Choi is serving this spring as a lecturer in the Humanities Council and the Creative Writing Program.

“American Woman,” Choi’s second novel, tells the story of a young Japanese-American radical caught in the militant underground of the mid-1970s. Her first novel, “The Foreign Student” (1998), describes the experience of a war-scarred Korean man who arrives at a small college in Tennessee in 1955.

Choi has received the Steven Turner Award for the Novel and the Asian American Literary Award for Fiction. She also has been a finalist for the New York Public Library Young Lions Award and the Barnes & Noble Discover Award. She was named a Guggenheim Fellow in 2004.

The event is part of the Creative Writing Program’s Althea Ward Clark Reading Series.

Eberly to speak on religion and civil society

Don Eberly, founder of both the National Fatherhood Initiative and the Civil Society Project, will speak at 4:30 p.m. Wednesday, Feb. 9, in 16 Robertson Hall. His topic will be “Religion and Civil Society: Common Ground for America and the Developing World?”

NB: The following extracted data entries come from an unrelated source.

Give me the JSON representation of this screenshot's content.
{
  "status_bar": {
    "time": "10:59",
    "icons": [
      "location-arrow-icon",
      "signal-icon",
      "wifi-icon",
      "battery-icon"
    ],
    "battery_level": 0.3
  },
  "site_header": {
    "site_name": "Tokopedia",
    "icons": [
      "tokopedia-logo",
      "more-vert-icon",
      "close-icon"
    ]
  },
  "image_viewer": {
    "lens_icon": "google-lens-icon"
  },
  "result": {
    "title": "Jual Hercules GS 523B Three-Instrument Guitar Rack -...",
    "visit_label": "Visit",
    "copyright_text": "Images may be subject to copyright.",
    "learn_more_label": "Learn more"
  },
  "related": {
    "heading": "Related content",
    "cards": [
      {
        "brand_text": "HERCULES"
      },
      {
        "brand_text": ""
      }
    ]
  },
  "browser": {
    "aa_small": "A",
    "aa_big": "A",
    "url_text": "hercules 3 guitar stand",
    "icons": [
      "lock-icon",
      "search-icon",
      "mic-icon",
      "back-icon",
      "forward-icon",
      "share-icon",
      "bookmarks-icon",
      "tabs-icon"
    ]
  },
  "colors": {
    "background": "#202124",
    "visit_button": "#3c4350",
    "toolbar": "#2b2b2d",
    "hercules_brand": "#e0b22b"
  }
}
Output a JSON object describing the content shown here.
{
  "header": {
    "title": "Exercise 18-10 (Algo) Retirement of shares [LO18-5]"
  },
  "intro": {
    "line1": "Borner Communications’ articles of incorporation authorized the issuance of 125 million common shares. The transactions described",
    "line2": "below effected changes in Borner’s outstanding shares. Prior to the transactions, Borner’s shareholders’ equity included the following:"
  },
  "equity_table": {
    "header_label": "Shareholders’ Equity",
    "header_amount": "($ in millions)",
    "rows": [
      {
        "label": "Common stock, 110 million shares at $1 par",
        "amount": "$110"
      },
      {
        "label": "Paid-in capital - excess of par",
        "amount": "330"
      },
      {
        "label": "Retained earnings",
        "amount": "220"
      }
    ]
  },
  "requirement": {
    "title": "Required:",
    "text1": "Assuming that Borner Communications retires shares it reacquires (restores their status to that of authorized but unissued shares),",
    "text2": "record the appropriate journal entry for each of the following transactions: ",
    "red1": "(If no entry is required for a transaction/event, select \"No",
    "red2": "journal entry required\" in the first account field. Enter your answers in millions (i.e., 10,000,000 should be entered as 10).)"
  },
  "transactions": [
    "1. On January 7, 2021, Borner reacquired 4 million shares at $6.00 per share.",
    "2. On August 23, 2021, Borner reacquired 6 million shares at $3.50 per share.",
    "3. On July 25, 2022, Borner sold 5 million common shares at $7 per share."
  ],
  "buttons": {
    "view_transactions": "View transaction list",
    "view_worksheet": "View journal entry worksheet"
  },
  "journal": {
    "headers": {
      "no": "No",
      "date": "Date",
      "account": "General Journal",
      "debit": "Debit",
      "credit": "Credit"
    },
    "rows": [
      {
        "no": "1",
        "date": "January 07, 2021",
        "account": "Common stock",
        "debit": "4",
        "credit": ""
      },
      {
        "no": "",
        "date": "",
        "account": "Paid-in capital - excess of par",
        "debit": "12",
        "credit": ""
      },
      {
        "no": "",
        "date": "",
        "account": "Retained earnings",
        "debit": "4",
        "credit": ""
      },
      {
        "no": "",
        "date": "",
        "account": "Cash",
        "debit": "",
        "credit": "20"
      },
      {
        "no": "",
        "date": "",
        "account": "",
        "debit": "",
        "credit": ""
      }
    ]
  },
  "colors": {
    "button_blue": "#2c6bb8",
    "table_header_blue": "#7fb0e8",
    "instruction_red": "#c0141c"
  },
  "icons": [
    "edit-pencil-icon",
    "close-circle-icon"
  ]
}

Eberly has been an advocate for the revitalization of civil society, private philanthropy, the strengthening of core values, and the creation, maintenance and empowerment of nonprofit community organizations. He pioneered numerous social problem-solving initiatives while serving in senior positions in the Congress and two presidential administrations. He was deputy director at the White House Office of Faith Based and Community Initiatives during the George W. Bush administration.

Eberly is the author of the book, “Restoring the Good Society: A New Vision for Politics and Culture.” His lecture is sponsored by the Woodrow Wilson School of Public and International Affairs and the Center for the Study of Religion.